S’agissant plus spécialement des dérives en matière de santé, Hélène Lipietz a posé la question de fond : « Tout autant que de savoir si des charlatans abusent de la détresse des gens, il faudrait mieux aussi se demander pourquoi les malades ou leur famille se laissent ainsi abuser. Qu’est-ce qui, dans notre société, comme d’ailleurs dans celle d’hier, fait que certains n’ont pas, à un moment de leur vie, assez d’esprit critique et se laissent abuser ».

« Y a-t-il des thérapies non officielles qui pourtant font du bien ? »

 

Enfonçant le clou, elle a mis le doigt sur un thème de l’enquête parlementaire qui avait provoqué des échanges assez vifs : celui de la reconnaissance ou de la labellisation de certaines pratiques non conventionnelles :

« Autre interrogation sans réponse : y a-t-il des thérapies non officielles qui pourtant font du bien ? Et si oui, comment les détecter et surtout comment les labelliser permettant ainsi aux citoyens, citoyennes de les utiliser tout en connaissant leurs limites comme on connaît les limites de certains médicaments allopathiques ?

« Or les rares tentatives d’évaluer les pratiques non conventionnelles sont immédiatement considérées comme visant à faire entrer le loup dans la bergerie. Alors même que certaines de ces pratiques sont regardées moins défavorablement dans d’autres pays ».

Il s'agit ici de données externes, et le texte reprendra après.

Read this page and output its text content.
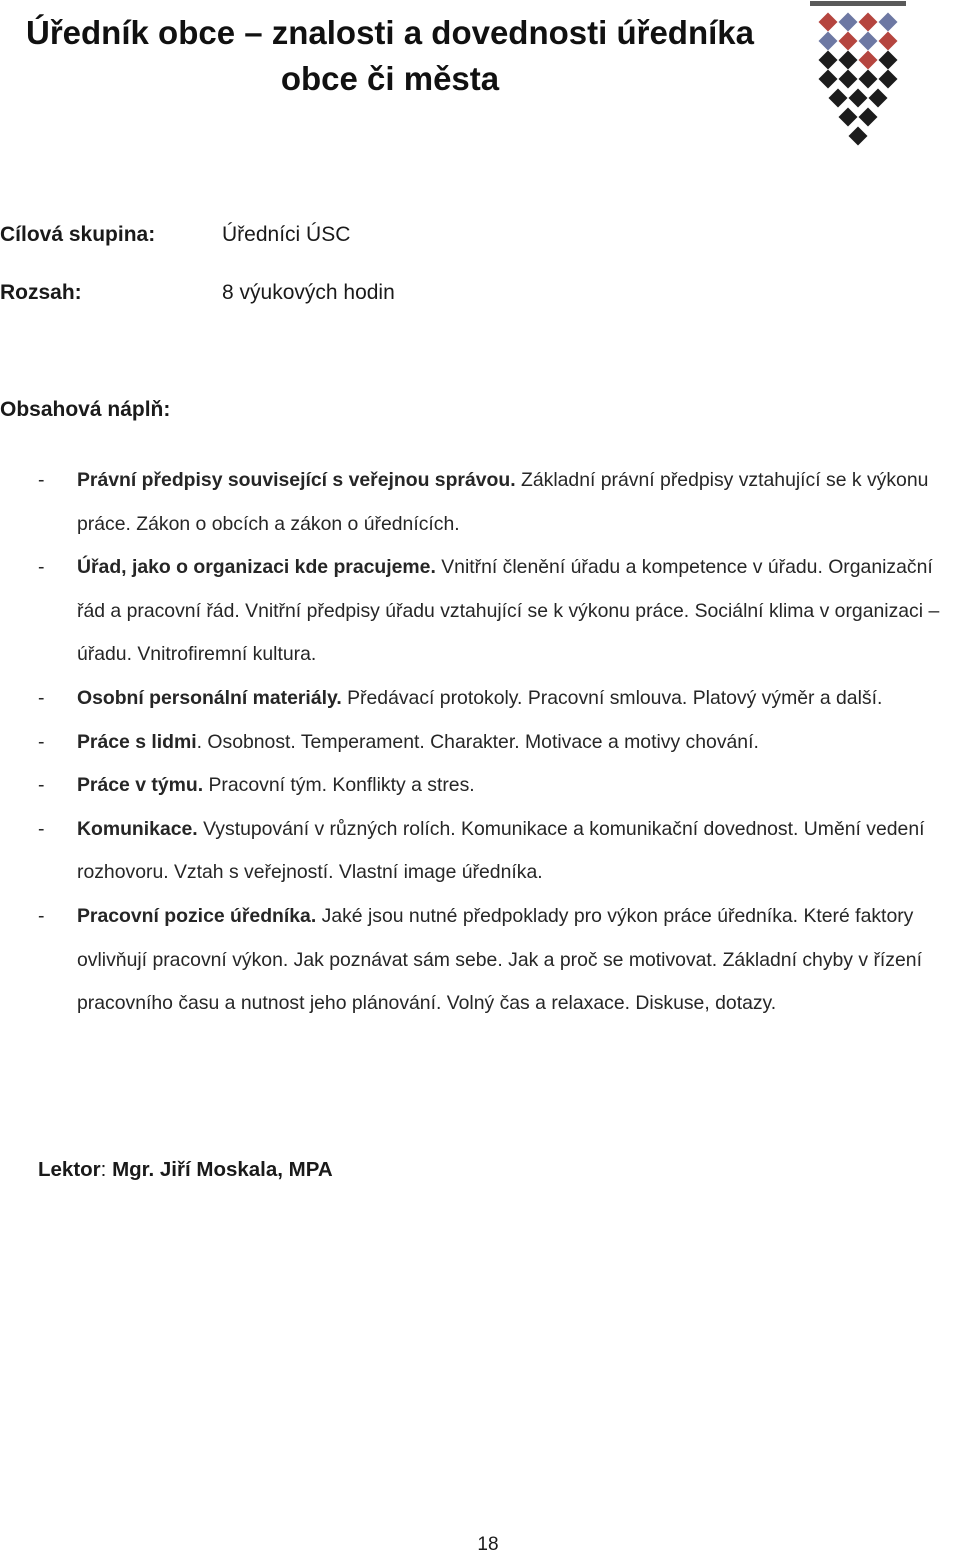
Úředník obce – znalosti a dovednosti úředníka
obce či města

Cílová skupina:	Úředníci ÚSC

Rozsah:	8 výukových hodin

Obsahová náplň:

- Právní předpisy související s veřejnou správou. Základní právní předpisy vztahující se k výkonu práce. Zákon o obcích a zákon o úřednících.
- Úřad, jako o organizaci kde pracujeme. Vnitřní členění úřadu a kompetence v úřadu. Organizační řád a pracovní řád. Vnitřní předpisy úřadu vztahující se k výkonu práce. Sociální klima v organizaci – úřadu. Vnitrofiremní kultura.
- Osobní personální materiály. Předávací protokoly. Pracovní smlouva. Platový výměr a další.
- Práce s lidmi. Osobnost. Temperament. Charakter. Motivace a motivy chování.
- Práce v týmu. Pracovní tým. Konflikty a stres.
- Komunikace. Vystupování v různých rolích. Komunikace a komunikační dovednost. Umění vedení rozhovoru. Vztah s veřejností. Vlastní image úředníka.
- Pracovní pozice úředníka. Jaké jsou nutné předpoklady pro výkon práce úředníka. Které faktory ovlivňují pracovní výkon. Jak poznávat sám sebe. Jak a proč se motivovat. Základní chyby v řízení pracovního času a nutnost jeho plánování. Volný čas a relaxace. Diskuse, dotazy.

Lektor: Mgr. Jiří Moskala, MPA

18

« Bref, plus qu’une chasse aux sorcières, le groupe écologiste plaide pour une démarche pragmatique ».

 

Qu’une élue de la République plaide pour une politique qui soit autre chose qu’une « chasse aux sorcières » constitue une première : c’est la reconnaissance que, jusqu’ici, les pouvoirs publics s’étaient contentés de poncifs calomnieux au service d’une politique discriminatoire. C’est aussi – et surtout – une avancée considérable pour une compréhension plus réaliste et, partant, une possible meilleure gestion du délicat dossier des « alternatives » thérapeutiques ou autres.